36.  To avoid further discrimination based on both sexual orientation and religion the marriage should be open to gays and lesbians. The only real consequences of such decision would be Canada’s advancement toward the “magnificent goal of equal dignity for all”, and “a sense of dignity and worthiness for every Canadian and the greatest possible pride and appreciation in being part of a great nation.”[16]



[1] [2002] O.J. No. 2714. In these submissions, we will rely on the facts and evidence submitted to the Ontario Superior Court of Justice, such as Affidavits of Reverend Dr. Brent Hawkes, Kevin Bourassa and Joe Varnell, Elaine Vatour and Anne Vatour, as well as numerous reports submitted by leading experts in the fields of religion and sexuality, such as Prof. Jaqueline Murray, Prof. William N. Eskridge Jr., Dr. Robert Wintemute, John Fisher, Mary Hunt, Randolph Trumbach, Prof. Barry Adam, and Linda Clarke. These documents can be provided upon request.

[2] Affidavits of Bishop Richard Holloway, Robert J. Hughes, Reverend Donald Gillies, Rabbi Steven Greenberg, Mark Morrison-Reed, and Rabbi Elliot Stevens accordingly.

[3] Chaput v. Romain et al., [1955] S.C.R. 834, quoted with approval in R. v. Big M Drug Mart Ltd., [1985] S.C.R. 295 (hereinafter, “Big M”) at 325.

[4] S.C. 1960, c. 44, s. 1(c) at s. 2(a).

[5] Big M, supra note 3 at 337.

[6] See Affidavits of Morrison-Reed, Stevens, Gillies, Clarke, Hunt, Greenberg and Holloway, supra notes 1 and 2.

[7] Big M, supra note 3 at 337.

[8] In Canada, the First Nations had no similar religious or other proscriptions of homosexual acts. Most First Nations recognized that some of their members were what we would call “gay” or “lesbian.” First Nations believed that such persons were “two-spirited,” that is that they had both a male and a female spirit, and that they were special or magical persons as a result. Many native cultures conceived of such persons as being of a third gender, and had a special name for them, such as the Lakota word winkte. Two-spirited persons often occupied a special place in their nations, and had relationships with others of the same sex.

[9] See e.g. W. L. Williams, The Spirit and the Flesh: Sexual Diversity in American Indian Culture, (Boston: Beacon Press, 1992); Le Duigou, “A Historical Overview of Two Spirited People: a Context for Social Work and HIV/AIDS Services in the Aboriginal Community” Native Social Work Journal Vol. 3(1), September 2000, at 195-197; G. Kinsman, The Regulation of Desire, 2nd ed., (Montreal: Black Rose Books Ltd., 1996) at 92-93.

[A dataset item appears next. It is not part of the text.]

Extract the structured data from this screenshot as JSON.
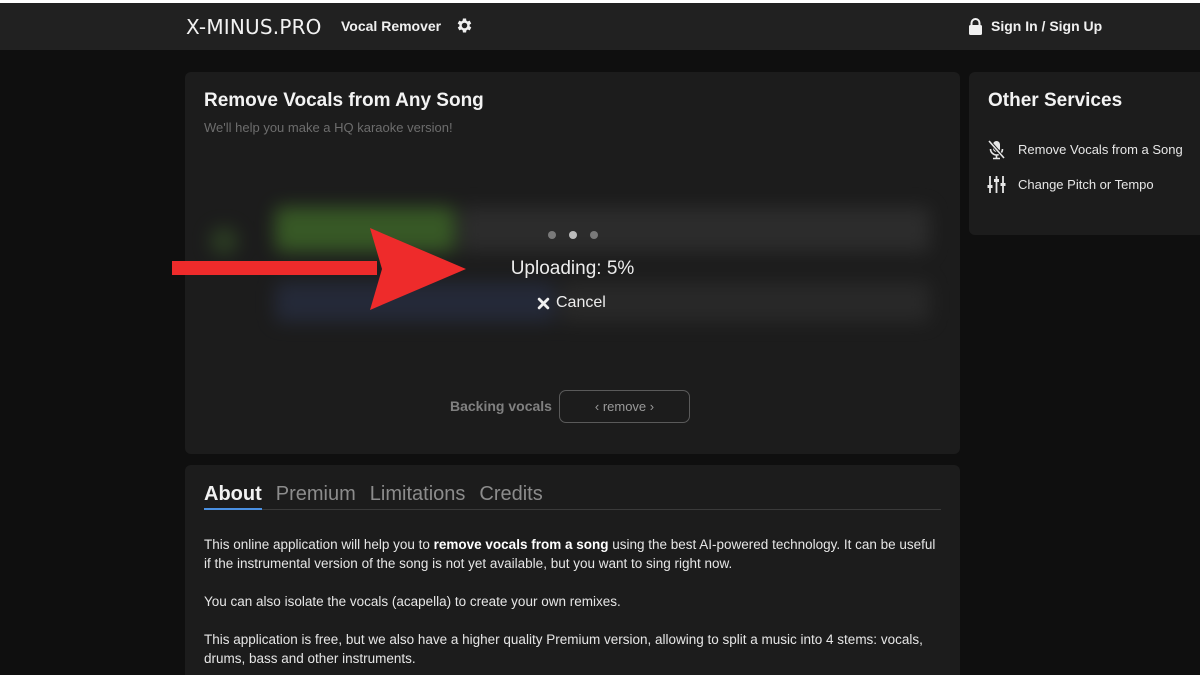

[10] Hyde v. Hyde & Woodmansee (1866), L.R. 1 P&D 130 at 133. It is important to note that the Hyde definition of marriage, or the alleged source of the so-called common law definition of marriage, is no longer, if it ever were, the law of Canada or England. It was rejected by Justice Cory in the pre-Charter case of Re Hassan and Hassan (1976), 12 O.R. (2d) 432 (H.C.J.) as inappropriate for multicultural Canada.

[11] An Act to confirm and make valid certain marriages now comprised within the Province of Upper Canada, and to provide for future solemnization of marriage within the same, 33 Geo. III, c.5.

[12] Marriage Act, 1950, S.O. 1950, c. 42, s. 25.

[13] Divorce Act, S.C. 1967-68, c. 24 (later R.S.C. 1970, c. D-8).

[14] In Miron v. Trudel, [1995] 2 S.C.R. 418, at 498, the Supreme Court recognized that “Historically in our society, the unmarried partner has been regarded as less worthy than the married partner.” The most recent examples are Bredric v. Niksic and the Supreme Court of Canada case of Nova Scotia v. Walsh [2002] S.C.J. No. 84. The latter case supports the right of legislatures to impose differential obligations on common law couples and married couples based on the principle of choice.

[15] Trinity Western University v. British Columbia College of Teachers, [2001] S.C.C. 31 (QL) at para. 31.

[16] Vriend v. Alberta, [1998] 1 S.C.R. 493 at 535 per Cory J.